In the distance the sun glints on the Dome, now re-branded with considerable success as the O2. Whether the London 2012 logo can also re-emerge as a winner remains to be seen. Experts in the design community spoken to by The Independent last week were not prepared to withdraw their earlier criticisms. But Townsend is convinced that time will yet prove them wrong. “By 2012 we believe the majority of people will have accepted it as an iconic mark,” he says, “and one that I hope they will love.”

The logo: What they say

Stephen Bayley, Cultural commentator

June 2007

“A puerile mess, an artistic flop and a commercial scandal. There are 5,000 talented designers who could have done the job for £10,000.”

October 2008

“Good design is always capable of development, but each evolution of the atrocious Olympic logo exposes its fundamental weaknesses as a communications device. Expensive, badly conceived and completely unloved by everyone except those who made it and their credulous paymasters, it does one thing perfectly. This is to be a scary diagram of second-rate mess, patronising rubbish and confusion to come.

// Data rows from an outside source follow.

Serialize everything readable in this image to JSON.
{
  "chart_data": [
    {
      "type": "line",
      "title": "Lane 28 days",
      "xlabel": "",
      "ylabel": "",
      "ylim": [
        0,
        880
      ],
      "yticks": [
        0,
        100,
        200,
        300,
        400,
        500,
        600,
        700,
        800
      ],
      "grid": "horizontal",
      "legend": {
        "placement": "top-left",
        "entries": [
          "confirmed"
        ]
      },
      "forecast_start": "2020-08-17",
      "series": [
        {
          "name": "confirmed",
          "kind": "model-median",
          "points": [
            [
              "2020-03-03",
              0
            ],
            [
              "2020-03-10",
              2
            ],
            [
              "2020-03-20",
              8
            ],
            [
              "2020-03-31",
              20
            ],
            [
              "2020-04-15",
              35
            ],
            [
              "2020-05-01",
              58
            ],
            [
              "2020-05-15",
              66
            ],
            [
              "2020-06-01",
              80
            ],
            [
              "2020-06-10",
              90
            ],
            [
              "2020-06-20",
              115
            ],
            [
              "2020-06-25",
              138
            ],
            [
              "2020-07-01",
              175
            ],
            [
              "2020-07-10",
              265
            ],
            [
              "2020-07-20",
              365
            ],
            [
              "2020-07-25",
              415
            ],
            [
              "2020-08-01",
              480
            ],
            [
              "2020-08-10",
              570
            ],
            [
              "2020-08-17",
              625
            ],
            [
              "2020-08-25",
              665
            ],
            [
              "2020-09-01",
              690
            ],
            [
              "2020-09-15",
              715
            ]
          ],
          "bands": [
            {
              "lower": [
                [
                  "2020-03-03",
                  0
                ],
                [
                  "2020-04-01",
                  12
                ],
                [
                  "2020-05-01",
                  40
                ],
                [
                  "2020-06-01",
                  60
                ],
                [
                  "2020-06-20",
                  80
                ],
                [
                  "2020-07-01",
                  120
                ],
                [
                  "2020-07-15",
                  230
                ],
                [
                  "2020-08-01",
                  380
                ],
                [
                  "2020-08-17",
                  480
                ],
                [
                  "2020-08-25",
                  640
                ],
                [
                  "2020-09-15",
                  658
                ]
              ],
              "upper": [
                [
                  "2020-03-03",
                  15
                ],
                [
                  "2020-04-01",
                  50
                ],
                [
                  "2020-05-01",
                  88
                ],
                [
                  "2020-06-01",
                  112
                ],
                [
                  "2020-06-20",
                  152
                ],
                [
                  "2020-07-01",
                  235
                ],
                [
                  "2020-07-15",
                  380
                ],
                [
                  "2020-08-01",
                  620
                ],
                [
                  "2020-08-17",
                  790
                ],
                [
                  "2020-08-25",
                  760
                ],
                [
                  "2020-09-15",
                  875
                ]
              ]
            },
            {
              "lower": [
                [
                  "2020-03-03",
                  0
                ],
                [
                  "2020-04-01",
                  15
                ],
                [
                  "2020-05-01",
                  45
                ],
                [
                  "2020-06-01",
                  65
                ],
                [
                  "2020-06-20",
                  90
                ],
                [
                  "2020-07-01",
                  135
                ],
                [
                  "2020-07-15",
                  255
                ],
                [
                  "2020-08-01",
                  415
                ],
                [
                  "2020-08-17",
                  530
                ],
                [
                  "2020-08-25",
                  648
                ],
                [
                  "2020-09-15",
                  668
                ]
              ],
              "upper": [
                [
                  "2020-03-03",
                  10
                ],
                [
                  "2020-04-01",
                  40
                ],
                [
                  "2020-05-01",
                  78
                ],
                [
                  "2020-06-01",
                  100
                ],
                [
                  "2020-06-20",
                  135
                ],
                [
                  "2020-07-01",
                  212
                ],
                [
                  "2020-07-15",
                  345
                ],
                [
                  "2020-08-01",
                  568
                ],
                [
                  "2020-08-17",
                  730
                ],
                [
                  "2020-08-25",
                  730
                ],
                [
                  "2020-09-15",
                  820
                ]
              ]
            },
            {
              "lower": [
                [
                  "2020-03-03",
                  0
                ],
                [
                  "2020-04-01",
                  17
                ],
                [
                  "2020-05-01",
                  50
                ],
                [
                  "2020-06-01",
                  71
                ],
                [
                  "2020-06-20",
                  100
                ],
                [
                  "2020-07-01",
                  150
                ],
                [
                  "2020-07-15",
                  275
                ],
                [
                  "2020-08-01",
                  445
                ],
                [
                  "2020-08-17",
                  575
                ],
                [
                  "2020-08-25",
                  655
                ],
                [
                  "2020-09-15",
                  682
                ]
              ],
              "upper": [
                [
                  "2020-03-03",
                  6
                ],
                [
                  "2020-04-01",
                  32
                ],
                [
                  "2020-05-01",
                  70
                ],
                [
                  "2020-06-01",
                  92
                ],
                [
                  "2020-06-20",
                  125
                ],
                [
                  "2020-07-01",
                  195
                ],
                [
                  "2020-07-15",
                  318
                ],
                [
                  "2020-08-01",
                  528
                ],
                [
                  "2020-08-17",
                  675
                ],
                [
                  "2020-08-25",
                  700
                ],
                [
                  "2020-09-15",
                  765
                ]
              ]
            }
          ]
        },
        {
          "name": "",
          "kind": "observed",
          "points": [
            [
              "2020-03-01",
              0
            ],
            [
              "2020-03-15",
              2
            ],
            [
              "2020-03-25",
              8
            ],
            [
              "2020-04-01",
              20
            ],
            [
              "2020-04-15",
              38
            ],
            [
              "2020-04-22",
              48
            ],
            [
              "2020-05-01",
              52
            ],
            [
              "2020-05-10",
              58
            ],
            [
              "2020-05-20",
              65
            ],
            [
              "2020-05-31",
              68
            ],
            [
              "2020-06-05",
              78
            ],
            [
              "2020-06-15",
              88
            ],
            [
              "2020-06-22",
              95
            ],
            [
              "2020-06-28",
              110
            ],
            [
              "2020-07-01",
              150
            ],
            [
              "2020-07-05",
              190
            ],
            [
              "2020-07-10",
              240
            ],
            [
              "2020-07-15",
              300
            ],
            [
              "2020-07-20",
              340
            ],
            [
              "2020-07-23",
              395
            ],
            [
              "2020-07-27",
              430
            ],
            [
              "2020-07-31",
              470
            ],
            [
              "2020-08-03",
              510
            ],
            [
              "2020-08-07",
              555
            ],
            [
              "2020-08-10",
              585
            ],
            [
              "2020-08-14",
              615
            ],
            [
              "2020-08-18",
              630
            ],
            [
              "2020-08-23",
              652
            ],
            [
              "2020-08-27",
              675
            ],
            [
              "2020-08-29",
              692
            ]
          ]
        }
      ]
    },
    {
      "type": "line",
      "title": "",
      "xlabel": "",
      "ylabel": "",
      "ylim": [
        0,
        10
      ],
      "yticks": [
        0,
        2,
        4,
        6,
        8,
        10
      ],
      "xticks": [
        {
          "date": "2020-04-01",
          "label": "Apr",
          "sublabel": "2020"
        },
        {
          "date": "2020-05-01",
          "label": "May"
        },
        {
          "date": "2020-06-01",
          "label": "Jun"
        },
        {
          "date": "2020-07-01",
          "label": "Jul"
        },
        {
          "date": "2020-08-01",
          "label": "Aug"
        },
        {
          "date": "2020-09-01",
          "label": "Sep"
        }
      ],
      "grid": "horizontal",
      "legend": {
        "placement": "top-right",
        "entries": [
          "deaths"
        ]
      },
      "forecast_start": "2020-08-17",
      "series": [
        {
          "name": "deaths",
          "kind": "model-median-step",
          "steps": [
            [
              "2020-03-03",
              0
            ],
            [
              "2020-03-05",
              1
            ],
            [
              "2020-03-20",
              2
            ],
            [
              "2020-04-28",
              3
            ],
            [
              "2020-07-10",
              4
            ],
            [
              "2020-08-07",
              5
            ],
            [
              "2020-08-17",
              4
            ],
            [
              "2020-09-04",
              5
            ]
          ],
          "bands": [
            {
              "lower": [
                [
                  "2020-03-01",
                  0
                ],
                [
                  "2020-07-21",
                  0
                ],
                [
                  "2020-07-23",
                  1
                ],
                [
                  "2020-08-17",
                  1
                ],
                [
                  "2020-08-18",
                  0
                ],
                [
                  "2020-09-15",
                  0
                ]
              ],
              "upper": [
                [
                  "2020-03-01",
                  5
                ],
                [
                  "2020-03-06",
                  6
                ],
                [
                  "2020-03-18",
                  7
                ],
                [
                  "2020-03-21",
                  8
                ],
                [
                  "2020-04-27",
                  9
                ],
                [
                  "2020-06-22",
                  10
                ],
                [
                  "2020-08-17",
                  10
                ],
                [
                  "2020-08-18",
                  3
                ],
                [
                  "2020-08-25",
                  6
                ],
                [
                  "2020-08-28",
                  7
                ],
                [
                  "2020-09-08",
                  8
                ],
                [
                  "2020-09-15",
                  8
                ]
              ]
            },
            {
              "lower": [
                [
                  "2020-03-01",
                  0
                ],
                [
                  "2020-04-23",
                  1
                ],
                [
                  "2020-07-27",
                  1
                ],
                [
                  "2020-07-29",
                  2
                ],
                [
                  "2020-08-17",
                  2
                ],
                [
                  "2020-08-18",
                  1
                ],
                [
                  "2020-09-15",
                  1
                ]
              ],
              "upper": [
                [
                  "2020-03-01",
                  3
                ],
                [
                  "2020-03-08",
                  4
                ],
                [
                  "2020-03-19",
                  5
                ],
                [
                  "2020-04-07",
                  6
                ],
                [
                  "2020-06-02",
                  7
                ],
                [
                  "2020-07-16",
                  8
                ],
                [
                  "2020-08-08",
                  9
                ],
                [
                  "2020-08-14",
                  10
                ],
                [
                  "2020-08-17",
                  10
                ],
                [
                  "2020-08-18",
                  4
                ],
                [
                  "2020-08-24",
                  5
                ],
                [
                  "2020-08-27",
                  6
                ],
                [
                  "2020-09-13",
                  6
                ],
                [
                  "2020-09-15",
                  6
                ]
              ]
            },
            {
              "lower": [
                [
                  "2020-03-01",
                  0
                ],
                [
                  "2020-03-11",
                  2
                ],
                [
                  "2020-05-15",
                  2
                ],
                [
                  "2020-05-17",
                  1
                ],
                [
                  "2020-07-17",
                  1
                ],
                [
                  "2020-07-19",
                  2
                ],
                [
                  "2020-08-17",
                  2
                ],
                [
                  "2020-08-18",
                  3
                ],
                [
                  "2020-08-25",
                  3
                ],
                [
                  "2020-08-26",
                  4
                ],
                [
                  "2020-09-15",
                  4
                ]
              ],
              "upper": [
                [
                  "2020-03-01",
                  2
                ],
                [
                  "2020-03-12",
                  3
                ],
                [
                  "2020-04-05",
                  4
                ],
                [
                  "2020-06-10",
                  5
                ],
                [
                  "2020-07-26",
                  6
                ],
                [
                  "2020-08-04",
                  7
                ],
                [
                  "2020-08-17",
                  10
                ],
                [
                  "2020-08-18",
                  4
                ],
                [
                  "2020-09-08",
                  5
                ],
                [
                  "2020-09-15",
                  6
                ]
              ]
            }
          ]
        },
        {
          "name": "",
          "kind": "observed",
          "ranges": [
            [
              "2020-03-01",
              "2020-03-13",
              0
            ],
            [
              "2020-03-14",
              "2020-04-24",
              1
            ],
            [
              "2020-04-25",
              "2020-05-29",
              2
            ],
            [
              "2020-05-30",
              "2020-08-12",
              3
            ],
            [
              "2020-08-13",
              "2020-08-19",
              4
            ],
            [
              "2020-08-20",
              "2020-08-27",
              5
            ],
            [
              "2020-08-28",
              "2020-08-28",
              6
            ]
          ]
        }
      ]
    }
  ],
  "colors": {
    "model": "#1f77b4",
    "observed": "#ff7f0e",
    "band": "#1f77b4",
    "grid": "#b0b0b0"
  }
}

Like the Millennium Dome it so closely resembles, 2012 and its ham-fisted logo already look like a mad woman’s breakfast."

Martyn Perks, Design consultant, cScape

June 2007

“The bizarre squashed swastika that is the London 2012 Olympics logo perfectly captures the authorities’ confusion about what the Games are for.”

October 2008

“The 2012 Olympic logo has failed to capture our imaginations no matter how many colours they print it in, including putting the Union Jack inside it. Its socially inclusive ‘yoof’ aesthetic only reflects a flagging sense of Britishness than a truly Olympian, universal spirit. Redraw it now – or it will become a worldwide joke.”

Adrian Shaughnessy, Author, ‘How To Be a Graphic Designer Without Losing Your Soul’

June 2007

“The London 2012 logo is a solid gold stinker. A self-conscious gesture of forced trendiness that failed every test you can apply.”

October 2008

“I no longer want to lob a brick at it when I see it, and as with so many aspects of modern life, I’ve become acclimatised to it. I’d even go as far as to say that when it’s used in isolation it can be a pretty effective piece of graphic communication. But it will always be a missed opportunity.”